Le 25 mai 2021, la Colombie-Britannique a modifié son règlement sur la réduction des gaz à effet de serre (pris en vertu de la Clean Energy Act de la Colombie-Britannique) afin d’autoriser les services publics de gaz réglementés à produire, acheter et distribuer certains types d’hydrogène (les « Modifications »). Les Modifications représentent l’une des nombreuses stratégies que les législateurs et les organismes de réglementation ont adoptées pour faciliter l’introduction de formes de technologie plus propres dans le secteur hautement réglementé de l’énergie. La réduction des obstacles réglementaires existants, associée à l’augmentation des prescriptions législatives visant à réduire les émissions de gaz à effet de serre (GES), crée un environnement propice aux investissements et aux fusions et acquisitions dans le secteur de l’hydrogène.

CONTEXTE

En décembre 2020, le gouvernement fédéral a publié un document de politique intitulé Un environnement sain et une économie saine qui prévoyait des objectifs ambitieux pour que le Canada réduise ses émissions de GES et atteigne finalement la carboneutralité d’ici 2050. Des développements ultérieurs ont fait évoluer la politique de réduction des GES du Canada vers un régime juridique contraignant. Notamment :

  • la Cour suprême du Canada a approuvé la validité constitutionnelle de la Loi sur la tarification de la pollution causée par les gaz à effet de serre plus tôt cette année[1];
  • Le projet de loi C-12 : Loi concernant la transparence et la responsabilité du Canada dans le cadre de ses efforts pour atteindre la carboneutralité en 2050 a reçu la sanction royale le 29 juin 2021.

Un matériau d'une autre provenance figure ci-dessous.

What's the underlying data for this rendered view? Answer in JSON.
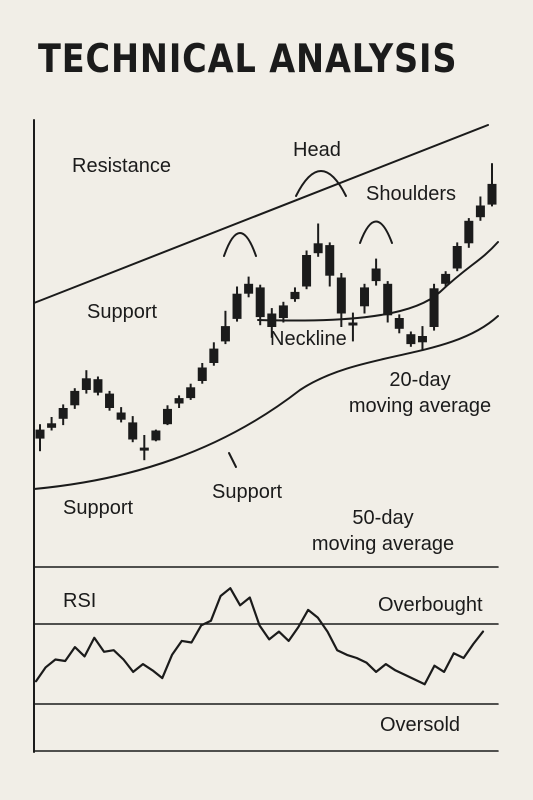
{
  "title": "TECHNICAL ANALYSIS",
  "labels": {
    "resistance": "Resistance",
    "head": "Head",
    "shoulders": "Shoulders",
    "support_upper": "Support",
    "neckline": "Neckline",
    "ma20": "20-day\nmoving average",
    "support_lower_left": "Support",
    "support_lower_mid": "Support",
    "ma50": "50-day\nmoving average",
    "rsi": "RSI",
    "overbought": "Overbought",
    "oversold": "Oversold"
  },
  "colors": {
    "ink": "#1b1b1b",
    "background": "#f1eee7"
  },
  "chart_data": [
    {
      "type": "candlestick",
      "title": "TECHNICAL ANALYSIS",
      "note": "illustrative head-and-shoulders pattern; no numeric axes printed",
      "candles": [
        {
          "o": 2.6,
          "c": 3.6,
          "h": 4.2,
          "l": 1.2
        },
        {
          "o": 3.8,
          "c": 4.3,
          "h": 5.0,
          "l": 3.5
        },
        {
          "o": 4.8,
          "c": 6.0,
          "h": 6.4,
          "l": 4.1
        },
        {
          "o": 6.3,
          "c": 7.9,
          "h": 8.2,
          "l": 5.9
        },
        {
          "o": 8.0,
          "c": 9.3,
          "h": 10.2,
          "l": 7.6
        },
        {
          "o": 9.2,
          "c": 7.7,
          "h": 9.5,
          "l": 7.4
        },
        {
          "o": 7.6,
          "c": 6.0,
          "h": 7.9,
          "l": 5.7
        },
        {
          "o": 5.5,
          "c": 4.7,
          "h": 6.1,
          "l": 4.4
        },
        {
          "o": 4.4,
          "c": 2.5,
          "h": 5.1,
          "l": 2.2
        },
        {
          "o": 1.6,
          "c": 1.5,
          "h": 3.0,
          "l": 0.2
        },
        {
          "o": 2.4,
          "c": 3.5,
          "h": 3.6,
          "l": 2.3
        },
        {
          "o": 4.2,
          "c": 5.9,
          "h": 6.3,
          "l": 4.1
        },
        {
          "o": 6.5,
          "c": 7.1,
          "h": 7.4,
          "l": 6.0
        },
        {
          "o": 7.1,
          "c": 8.3,
          "h": 8.7,
          "l": 6.9
        },
        {
          "o": 9.0,
          "c": 10.5,
          "h": 11.0,
          "l": 8.7
        },
        {
          "o": 11.0,
          "c": 12.6,
          "h": 13.3,
          "l": 10.7
        },
        {
          "o": 13.4,
          "c": 15.1,
          "h": 16.8,
          "l": 13.1
        },
        {
          "o": 15.9,
          "c": 18.7,
          "h": 19.5,
          "l": 15.6
        },
        {
          "o": 18.7,
          "c": 19.8,
          "h": 20.6,
          "l": 18.3
        },
        {
          "o": 19.4,
          "c": 16.1,
          "h": 19.7,
          "l": 15.2
        },
        {
          "o": 16.5,
          "c": 15.0,
          "h": 17.1,
          "l": 13.8
        },
        {
          "o": 16.0,
          "c": 17.4,
          "h": 17.8,
          "l": 15.5
        },
        {
          "o": 18.1,
          "c": 18.9,
          "h": 19.4,
          "l": 17.8
        },
        {
          "o": 19.5,
          "c": 23.0,
          "h": 23.5,
          "l": 19.2
        },
        {
          "o": 23.2,
          "c": 24.3,
          "h": 26.5,
          "l": 22.8
        },
        {
          "o": 24.1,
          "c": 20.7,
          "h": 24.4,
          "l": 19.5
        },
        {
          "o": 20.5,
          "c": 16.5,
          "h": 21.0,
          "l": 15.0
        },
        {
          "o": 15.5,
          "c": 15.2,
          "h": 16.6,
          "l": 13.4
        },
        {
          "o": 17.3,
          "c": 19.4,
          "h": 19.8,
          "l": 16.5
        },
        {
          "o": 20.1,
          "c": 21.5,
          "h": 22.6,
          "l": 19.6
        },
        {
          "o": 19.8,
          "c": 16.3,
          "h": 20.1,
          "l": 15.5
        },
        {
          "o": 16.0,
          "c": 14.8,
          "h": 16.4,
          "l": 14.3
        },
        {
          "o": 14.2,
          "c": 13.1,
          "h": 14.5,
          "l": 12.8
        },
        {
          "o": 13.3,
          "c": 14.0,
          "h": 15.1,
          "l": 12.4
        },
        {
          "o": 15.0,
          "c": 19.3,
          "h": 19.8,
          "l": 14.6
        },
        {
          "o": 19.8,
          "c": 20.9,
          "h": 21.2,
          "l": 19.5
        },
        {
          "o": 21.5,
          "c": 24.0,
          "h": 24.4,
          "l": 21.2
        },
        {
          "o": 24.3,
          "c": 26.8,
          "h": 27.1,
          "l": 23.8
        },
        {
          "o": 27.2,
          "c": 28.5,
          "h": 29.5,
          "l": 26.8
        },
        {
          "o": 28.6,
          "c": 30.9,
          "h": 33.2,
          "l": 28.4
        }
      ],
      "annotations": [
        "Resistance",
        "Head",
        "Shoulders",
        "Support",
        "Neckline",
        "20-day moving average",
        "Support",
        "Support",
        "50-day moving average"
      ]
    },
    {
      "type": "line",
      "title": "RSI",
      "note": "oscillator with overbought and oversold bands; no numeric axes printed",
      "ylim": [
        0,
        100
      ],
      "overbought": 70,
      "oversold": 30,
      "values": [
        36,
        45,
        50,
        49,
        58,
        52,
        64,
        55,
        56,
        50,
        42,
        47,
        43,
        38,
        53,
        62,
        61,
        72,
        75,
        91,
        96,
        85,
        90,
        72,
        63,
        68,
        62,
        71,
        82,
        77,
        68,
        56,
        53,
        51,
        48,
        42,
        47,
        43,
        40,
        37,
        34,
        46,
        42,
        54,
        51,
        60,
        68
      ]
    }
  ]
}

L’hydrogène est largement considéré comme une technologie émergente qui aidera les Canadiens à atteindre les objectifs de réduction des GES, car il s’agit d’une source de carburant sans émission de carbone lorsqu’il est brûlé. Le gouvernement fédéral a publié une Stratégie canadienne pour l’hydrogène (la « Stratégie pour l’hydrogène ») en décembre 2020 qui fournit un cadre pour exploiter le potentiel de l’hydrogène comme outil pour réaliser la transition vers des sources d’énergie plus propres et atteindre les objectifs de réduction des GES. En outre, divers gouvernements provinciaux ont publié des documents de politique similaires, notamment le document de travail sur la Stratégie ontarienne et, plus récemment, la B.C. Hydrogen Strategy (stratégie pour l’hydrogène de la Colombie-Britannique).

La Stratégie pour l’hydrogène indique que les incitations réglementaires visant à favoriser l’adoption de l’hydrogène constituent une étape importante pour libérer le potentiel de l’hydrogène afin de permettre au Canada d’atteindre la carboneutralité d’ici 2050. Les Modifications vont dans le sens de cet objectif.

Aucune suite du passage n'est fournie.